Approximately 8 million tons of waste, the amount China imported in 2016, now needs to be processed somewhere else. This could mean shifting the waste to neighbouring countries, but less developed treatment industries give rise to a growing informal recycling sector and its related environmental and social damages. For now, the United Kingdom and the United States have turned to landfilling and incineration to rid themselves of their growing piles of plastic waste, meaning that resources are not only being wasted, but are also polluting air and land.

China’s policy decision should not mean that the “problem” of plastic waste is relocated to other countries or buried on landfill sites. Instead, this moment should be seen as a trigger-point to develop sustainable plastic waste management practices and boost recycling rates in waste exporting countries.

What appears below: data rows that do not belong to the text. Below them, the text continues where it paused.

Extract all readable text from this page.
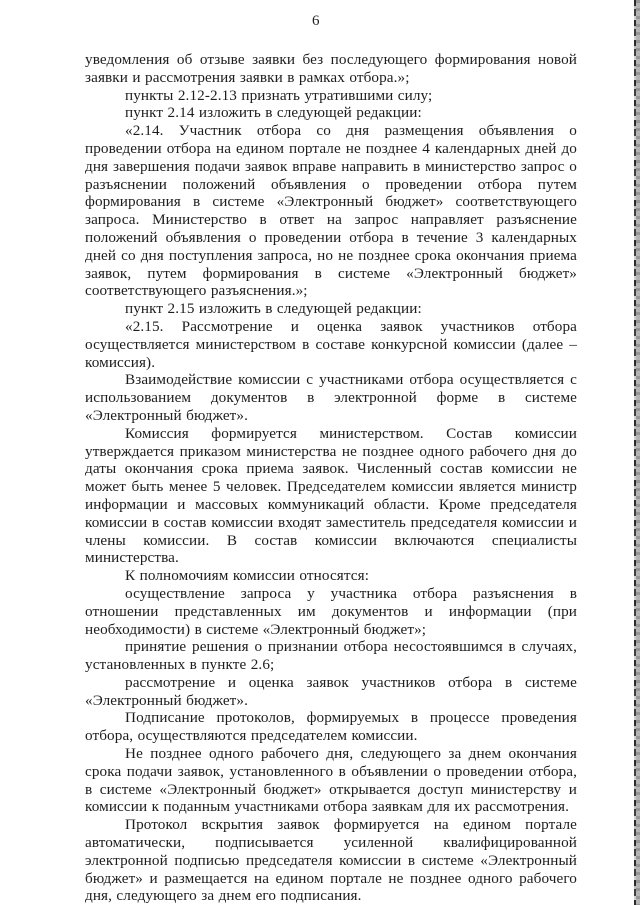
6

уведомления об отзыве заявки без последующего формирования новой заявки и рассмотрения заявки в рамках отбора.»;

пункты 2.12-2.13 признать утратившими силу;

пункт 2.14 изложить в следующей редакции:

«2.14. Участник отбора со дня размещения объявления о проведении отбора на едином портале не позднее 4 календарных дней до дня завершения подачи заявок вправе направить в министерство запрос о разъяснении положений объявления о проведении отбора путем формирования в системе «Электронный бюджет» соответствующего запроса. Министерство в ответ на запрос направляет разъяснение положений объявления о проведении отбора в течение 3 календарных дней со дня поступления запроса, но не позднее срока окончания приема заявок, путем формирования в системе «Электронный бюджет» соответствующего разъяснения.»;

пункт 2.15 изложить в следующей редакции:

«2.15. Рассмотрение и оценка заявок участников отбора осуществляется министерством в составе конкурсной комиссии (далее – комиссия).

Взаимодействие комиссии с участниками отбора осуществляется с использованием документов в электронной форме в системе «Электронный бюджет».

Комиссия формируется министерством. Состав комиссии утверждается приказом министерства не позднее одного рабочего дня до даты окончания срока приема заявок. Численный состав комиссии не может быть менее 5 человек. Председателем комиссии является министр информации и массовых коммуникаций области. Кроме председателя комиссии в состав комиссии входят заместитель председателя комиссии и члены комиссии. В состав комиссии включаются специалисты министерства.

К полномочиям комиссии относятся:

осуществление запроса у участника отбора разъяснения в отношении представленных им документов и информации (при необходимости) в системе «Электронный бюджет»;

принятие решения о признании отбора несостоявшимся в случаях, установленных в пункте 2.6;

рассмотрение и оценка заявок участников отбора в системе «Электронный бюджет».

Подписание протоколов, формируемых в процессе проведения отбора, осуществляются председателем комиссии.

Не позднее одного рабочего дня, следующего за днем окончания срока подачи заявок, установленного в объявлении о проведении отбора, в системе «Электронный бюджет» открывается доступ министерству и комиссии к поданным участниками отбора заявкам для их рассмотрения.

Протокол вскрытия заявок формируется на едином портале автоматически, подписывается усиленной квалифицированной электронной подписью председателя комиссии в системе «Электронный бюджет» и размещается на едином портале не позднее одного рабочего дня, следующего за днем его подписания.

Green industrial policies allow governments to leverage this opportunity to cut off plastic waste where it starts. Plastic waste regulations show how green industrial policy can directly impact our daily lives. But it is only one piece in a set of different policies that can help transform our economies into drivers of sustainability. While research into the field of green industrial policy is still relatively limited, UN Environment and the Partnership for Action on Green Economy (PAGE) are at the forefront of delivering the data, the theoretical information and concrete advice to policymakers, enabling them to pilot this transformation in their countries.

On 22 February, PAGE is hosting an event on green industrial policy for transformative change, discussing the links between theory and practice. The event will launch the trilogy of PAGE publications on green industrial policy: “Practitioner’s Guide to Strategic Green Industrial Policy”, “Green Industrial Policy: Concept, Policies, Country Experiences” and “Green Industrial Policy & Trade: A Tool-Box”.